La Chiesa, che è il corpo mistico di Cristo, è una ed è il mezzo attraverso cui il Signore ha scelto di restare con noi: la Chiesa, dunque, è una realtà santa composta da uomini che rimangono peccatori e che talvolta non rispondono alla grazia ricevuta dallo Spirito. Una grazia continuamente necessaria per la conversione della vita, per il rigetto del peccato e per abbracciare la via della Croce e della donazione di sé. Così la Chiesa resta una realtà non coerente, santa e meretrice insieme. Perciò, chi prende solo un aspetto di essa è ideologico. Non ha scuse nemmeno chi assiste al compimento di peccati gravissimi che i suoi uomini possono commettere, perché chiunque ha a che fare con la Chiesa ha conosciuto anche la sua santità, magari più visibile in certi uomini che in altri.

Non pensa che ci sia anche un’amplificazione dei peccati, se non addirittura una distorsione della realtà della Chiesa?
È indubbio. I media, ad esempio, prendono le cose più normali e di per sé buone, come la conversazione del Santo Padre con un governatore, e ne distorcono il messaggio insinuando secondi fini. Mentre i fatti sono più semplici: da sempre la Chiesa, come qualsiasi altra istituzione, nel dialogo con altri esprime il proprio pensiero. E questo è bene, perché la sua missione è di salvare e difendere il mondo. Anche per questo un cattolico non può accettare una separazione assoluta tra Stato e Chiesa. I due piuttosto devono collaborare mantenendo la propria identità.

La cronaca dimostra che è in atto un tentativo di infangare chi cerca di applicare la dottrina sociale della Chiesa. Così i cattolici sono tentati di ritirarsi dal mondo non solo per paura della persecuzione, ma per quella di sporcarsi le mani.
Non è possibile per un cattolico accettare di farsi chiudere in sagrestia. Non possiamo ritirarci per paura di diventare come il mondo. Sì, ci sono anime che hanno la vocazione eremitica o monastica chiamate a lasciare il mondo per salvarlo abbracciando una vita di penitenza e preghiera. Ma per chi non ha questa vocazione è un dovere quello di agire nei vari campi dell’attività umana per testimoniare Cristo risorto. Certo è difficile, perché più la nostra testimonianza è forte più i nemici del Vangelo ci attaccano. È poi c’è sempre il rischio di cadere. Ma questa non può essere una ragione per lavarsene le mani. Non possiamo pensare che seguendo Gesù non saremo attaccati e nemmeno che non sbaglieremo. Proprio per questo si deve continuare ad agire stando attaccati alla vite. Dobbiamo essere tralci ben inseriti nella vite che è il Signore per trarre forza dall’Unico che ci può sostenere e farci rialzare. Altrimenti saremo perduti.
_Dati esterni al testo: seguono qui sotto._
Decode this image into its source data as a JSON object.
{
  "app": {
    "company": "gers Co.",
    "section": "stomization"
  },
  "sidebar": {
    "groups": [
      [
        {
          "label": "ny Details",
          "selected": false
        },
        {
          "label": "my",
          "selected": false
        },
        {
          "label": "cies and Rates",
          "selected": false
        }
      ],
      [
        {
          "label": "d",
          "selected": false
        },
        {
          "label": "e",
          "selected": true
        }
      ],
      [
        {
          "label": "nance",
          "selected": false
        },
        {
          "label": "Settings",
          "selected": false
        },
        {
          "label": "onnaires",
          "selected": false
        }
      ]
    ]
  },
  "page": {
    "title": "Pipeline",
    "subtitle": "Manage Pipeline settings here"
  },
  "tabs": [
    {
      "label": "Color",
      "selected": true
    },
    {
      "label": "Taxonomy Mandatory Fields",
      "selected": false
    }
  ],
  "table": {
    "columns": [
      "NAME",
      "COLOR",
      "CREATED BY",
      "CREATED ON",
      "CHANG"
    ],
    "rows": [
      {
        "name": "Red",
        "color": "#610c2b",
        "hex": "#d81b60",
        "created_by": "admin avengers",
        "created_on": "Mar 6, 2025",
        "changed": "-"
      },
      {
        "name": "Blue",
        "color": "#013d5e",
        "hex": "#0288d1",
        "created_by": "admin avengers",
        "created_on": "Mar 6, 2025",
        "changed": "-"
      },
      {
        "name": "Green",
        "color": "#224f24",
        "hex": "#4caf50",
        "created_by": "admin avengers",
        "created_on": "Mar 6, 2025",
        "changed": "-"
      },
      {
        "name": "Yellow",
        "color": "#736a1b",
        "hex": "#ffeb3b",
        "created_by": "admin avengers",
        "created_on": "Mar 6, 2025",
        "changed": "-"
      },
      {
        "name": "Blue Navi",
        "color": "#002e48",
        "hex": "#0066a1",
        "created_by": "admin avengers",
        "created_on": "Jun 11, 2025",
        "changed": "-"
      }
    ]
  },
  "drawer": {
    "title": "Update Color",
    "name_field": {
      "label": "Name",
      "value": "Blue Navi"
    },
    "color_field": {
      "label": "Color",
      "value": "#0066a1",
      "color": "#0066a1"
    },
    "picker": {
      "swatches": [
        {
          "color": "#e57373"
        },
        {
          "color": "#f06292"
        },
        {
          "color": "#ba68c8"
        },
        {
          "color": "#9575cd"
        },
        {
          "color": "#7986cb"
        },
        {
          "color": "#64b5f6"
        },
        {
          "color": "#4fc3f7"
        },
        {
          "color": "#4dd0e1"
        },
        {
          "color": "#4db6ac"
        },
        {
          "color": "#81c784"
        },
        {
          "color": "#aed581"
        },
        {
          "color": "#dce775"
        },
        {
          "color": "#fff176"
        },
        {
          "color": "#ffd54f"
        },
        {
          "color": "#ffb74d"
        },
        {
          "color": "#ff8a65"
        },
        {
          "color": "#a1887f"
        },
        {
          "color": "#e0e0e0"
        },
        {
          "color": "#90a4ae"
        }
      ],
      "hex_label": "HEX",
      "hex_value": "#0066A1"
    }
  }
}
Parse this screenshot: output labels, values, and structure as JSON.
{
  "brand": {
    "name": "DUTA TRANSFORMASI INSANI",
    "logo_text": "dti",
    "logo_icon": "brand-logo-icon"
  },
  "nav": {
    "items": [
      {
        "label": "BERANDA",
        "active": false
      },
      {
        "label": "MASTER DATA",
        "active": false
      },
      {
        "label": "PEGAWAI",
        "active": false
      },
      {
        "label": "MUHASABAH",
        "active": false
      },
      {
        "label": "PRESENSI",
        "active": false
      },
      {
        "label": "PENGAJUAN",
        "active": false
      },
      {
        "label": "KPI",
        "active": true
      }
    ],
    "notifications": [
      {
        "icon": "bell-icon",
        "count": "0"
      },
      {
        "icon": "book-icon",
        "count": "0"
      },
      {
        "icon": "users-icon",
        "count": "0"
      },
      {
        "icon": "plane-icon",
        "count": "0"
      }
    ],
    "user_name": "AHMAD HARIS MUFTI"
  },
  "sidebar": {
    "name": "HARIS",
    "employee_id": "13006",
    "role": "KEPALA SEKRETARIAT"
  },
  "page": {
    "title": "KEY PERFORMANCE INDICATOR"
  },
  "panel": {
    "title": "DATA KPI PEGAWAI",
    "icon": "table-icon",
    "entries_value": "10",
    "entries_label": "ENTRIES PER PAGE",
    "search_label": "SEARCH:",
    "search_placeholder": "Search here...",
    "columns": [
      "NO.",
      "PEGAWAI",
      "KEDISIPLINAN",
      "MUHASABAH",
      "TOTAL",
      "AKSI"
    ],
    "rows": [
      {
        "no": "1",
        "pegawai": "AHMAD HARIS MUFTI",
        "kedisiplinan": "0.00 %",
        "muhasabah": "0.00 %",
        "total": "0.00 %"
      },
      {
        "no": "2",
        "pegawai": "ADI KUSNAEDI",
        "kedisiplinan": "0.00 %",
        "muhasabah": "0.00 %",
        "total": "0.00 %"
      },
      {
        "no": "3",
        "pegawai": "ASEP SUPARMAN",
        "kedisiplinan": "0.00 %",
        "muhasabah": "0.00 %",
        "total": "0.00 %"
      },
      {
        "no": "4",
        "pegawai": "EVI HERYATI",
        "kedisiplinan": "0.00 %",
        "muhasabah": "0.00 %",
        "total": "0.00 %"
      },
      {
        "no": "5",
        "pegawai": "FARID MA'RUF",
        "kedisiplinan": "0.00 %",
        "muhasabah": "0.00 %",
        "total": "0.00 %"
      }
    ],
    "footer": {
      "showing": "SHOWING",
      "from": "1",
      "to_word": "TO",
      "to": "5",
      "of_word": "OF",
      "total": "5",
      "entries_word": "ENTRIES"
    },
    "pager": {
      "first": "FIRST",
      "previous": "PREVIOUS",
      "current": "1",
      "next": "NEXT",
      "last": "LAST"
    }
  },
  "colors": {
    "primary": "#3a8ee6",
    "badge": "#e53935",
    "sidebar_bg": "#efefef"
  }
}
Soprattutto ora che il male è scatenato, è solo con Cristo, nella Chiesa, e in Cristo, nell’Eucarestia e nella Confessione, che possiamo prevalere sulle forze di Satana, sui principati e le potestà, come dice san Paolo.

Perché Dio permette una prova simile, che allontana gli uomini dal Suo corpo che è la Chiesa? Che cosa sta chiedendo il Signore ai suoi discepoli?
La spiegazione si trova nella Passione di nostro Signore. Il Padre ha permesso che Lui soffrisse una passione crudele per salvare il mondo. Quindi dobbiamo vedere nelle nostre sofferenze la via misteriosa della purificazione, per amare ancor più Dio e il prossimo. Se tutto fosse facile la bellezza della vita cristiana si offuscherebbe. Al contrario, quando la vita cristiana è provata, la sua bellezza è misteriosamente più evidente. Io sono solo un sacerdote, ma mi pare che in questi tempi così duri il Signore ci stia chiedendo una testimonianza eroica: di soffrire per Lui e per la sua Chiesa.

Come sta vivendo il Santo Padre questa prova?
Mentre il corpo soffre anche il capo soffre con lui. Ma il Papa ha una fede ferma e forte: soffre ma è certo che tutto è nelle mani del Signore che ha già vinto ed è risorto. Perciò è sempre molto sereno e tranquillo e non si lascia scalfire dal mondo.